How business can bypass banks
- 13 March 2012
- From the section Business
Banks in Europe, including the UK, are far more important to the provision of credit than is the case in the US. Roughly, European banks provide 80% of our credit needs, compared with 20% in the US - where securitisation that allows investors to lend is massively more significant.
So if our banks are knackered, which all of them have been to a greater or lesser extent, then they become less able to fulfil all the borrowing needs of the economy. And they'll instinctively shy away from those borrowers perceived to be riskiest.
Which is the short explanation for why many small and medium size businesses complain that banks are letting them down - and why it has become such an important economic and political issue to stimulate lending to a sector so central to the capacity for recovery of the UK economy.
It won't surprise you therefore that ahead of next week's Budget we'll have yet another government-commissioned report on how to mend the UK's skew-whiff system for financing business - this one chaired by the outgoing chief executive of the insurers Legal & General, Tim Breedon.
What is striking about where he ends up, as I understand it, is that he will encourage businesses to wean themselves off their addiction to bank finance and do more to help themselves. Or to put it another way, he believes there is a vast amount of money locked up in industry's relatively inefficient supply chain - and if this money can be released smaller companies would have much less need for external finance.
The best way of seeing this is in the mismatch between the vast and record cash reserves of our biggest companies at a time when many of their smaller suppliers are complaining that they are strapped for cash and can't borrow what they need.
In aggregate British companies' cash holdings stood at a record £731bn in the autumn of last year. Or to put it another way, the UK corporate sector has more than enough liquidity or cash to service the entire financing needs and more of British small companies.
So for Breedon the aim is to get the money from a big company buying goods and services to the smaller companies supplying those goods and services.
This can be done in two ways: by speeding up payment or by getting companies to in effect lend to their suppliers.
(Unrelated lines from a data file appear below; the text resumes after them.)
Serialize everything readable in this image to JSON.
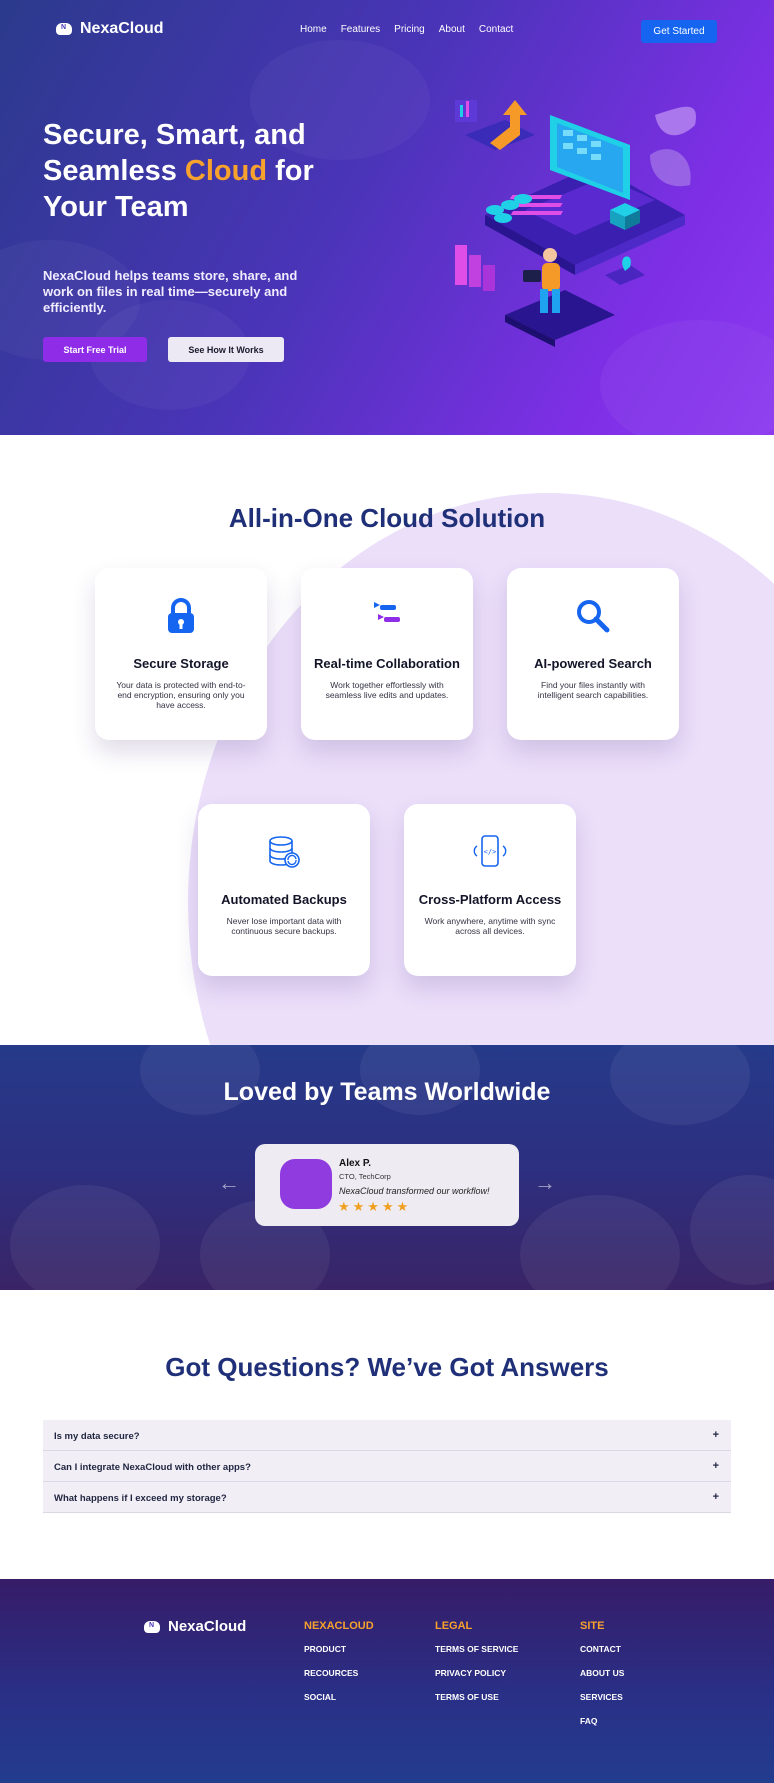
{
  "brand": {
    "name": "NexaCloud",
    "logo_letter": "N"
  },
  "nav": {
    "links": [
      "Home",
      "Features",
      "Pricing",
      "About",
      "Contact"
    ],
    "cta": "Get Started"
  },
  "hero": {
    "title_before": "Secure, Smart, and Seamless ",
    "title_accent": "Cloud",
    "title_after": " for Your Team",
    "subtitle": "NexaCloud helps teams store, share, and work on files in real time—securely and efficiently.",
    "primary_button": "Start Free Trial",
    "secondary_button": "See How It Works"
  },
  "features": {
    "title": "All-in-One Cloud Solution",
    "cards": [
      {
        "title": "Secure Storage",
        "desc": "Your data is protected with end-to-end encryption, ensuring only you have access.",
        "icon": "lock-icon"
      },
      {
        "title": "Real-time Collaboration",
        "desc": "Work together effortlessly with seamless live edits and updates.",
        "icon": "collaboration-icon"
      },
      {
        "title": "AI-powered Search",
        "desc": "Find your files instantly with intelligent search capabilities.",
        "icon": "search-icon"
      },
      {
        "title": "Automated Backups",
        "desc": "Never lose important data with continuous secure backups.",
        "icon": "database-backup-icon"
      },
      {
        "title": "Cross-Platform Access",
        "desc": "Work anywhere, anytime with sync across all devices.",
        "icon": "device-sync-icon"
      }
    ]
  },
  "testimonials": {
    "title": "Loved by Teams Worldwide",
    "items": [
      {
        "name": "Alex P.",
        "role": "CTO, TechCorp",
        "quote": "NexaCloud transformed our workflow!",
        "rating": 5,
        "stars": "★★★★★"
      }
    ],
    "prev_arrow": "←",
    "next_arrow": "→"
  },
  "faq": {
    "title": "Got Questions? We’ve Got Answers",
    "items": [
      {
        "question": "Is my data secure?",
        "toggle": "+"
      },
      {
        "question": "Can I integrate NexaCloud with other apps?",
        "toggle": "+"
      },
      {
        "question": "What happens if I exceed my storage?",
        "toggle": "+"
      }
    ]
  },
  "footer": {
    "columns": [
      {
        "heading": "NEXACLOUD",
        "links": [
          "PRODUCT",
          "RECOURCES",
          "SOCIAL"
        ]
      },
      {
        "heading": "LEGAL",
        "links": [
          "TERMS OF SERVICE",
          "PRIVACY POLICY",
          "TERMS OF USE"
        ]
      },
      {
        "heading": "SITE",
        "links": [
          "CONTACT",
          "ABOUT US",
          "SERVICES",
          "FAQ"
        ]
      }
    ]
  },
  "colors": {
    "accent_orange": "#f7a22d",
    "primary_purple": "#8e2ce8",
    "nav_blue": "#1565f0",
    "heading_navy": "#1f2f78"
  }
}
It has of course been a government ambition to accelerate the payment of invoices for a couple of years now. Breedon however has noticed that when payment terms are accelerated at the top of the chain - when for example the government pays promptly - there is a benefit to the supplier dealing directly with the end buyer, but not necessarily to those smaller companies sitting below the main supplier.
So one of his main recommendations is that the ultimate purchaser, whether it's government or Tesco for example, could put much more pressure on whoever they pay for stuff and services to speed up payments to the smaller suppliers that contributed at an earlier stage in the production chain.
That said, there may be a limit to how fast big companies will pay their suppliers, for fear of eating into their own profit margins. But they are in a position - at no cost to themselves - to help smaller companies borrow much more cheaply than when those smaller companies borrow on an overdraft.
What Breedon wants to see is an expansion of invoice and bill discounting.
The basic idea is almost as old as banking itself. If you are small company that has supplied goods or services to a big company, such as any of the giant supermarkets, everyone knows that the supermarket chain is good for the money. So as and when a Tesco or an Asda has accepted the invoice submitted by a supplier, that supplier ought to be able to get a bank or finance house to turn that invoice into cash.
And the cost to the supplier of immediate cash payment by the bank, in respect of the implicit interest rate or discount on the bill, ought to be tiny - because the bank is in effect lending to the safe big company, which ultimately honours the bill, not to the riskier supplier.
The relevant underlying point is that if big companies were to speed up and standardise the processes for accepting invoices, so that these invoices could be more readily used for short-term loans from banks and finance houses, there would be a one-off substantial release of cash for smaller businesses.
And there could be a multiplier in respect of the creation of credit - because when banks lend via this form of so-called asset-backed finance, they are allowed by the capital-adequacy rules to allocate half as much of their precious capital resources as when providing overdraft loans.
Which is another way of saying that banks can afford to give £1m of finance to a company that is asking for early payment on the back of an accepted invoice for every £500,000 of overdraft that the same company would no longer need.
So although the problem remains when it comes to banks that we can't live with them and we can't live without them (many would say), there is a way for companies to take greater control of their financial destiny and be less at the mercy of the banking system.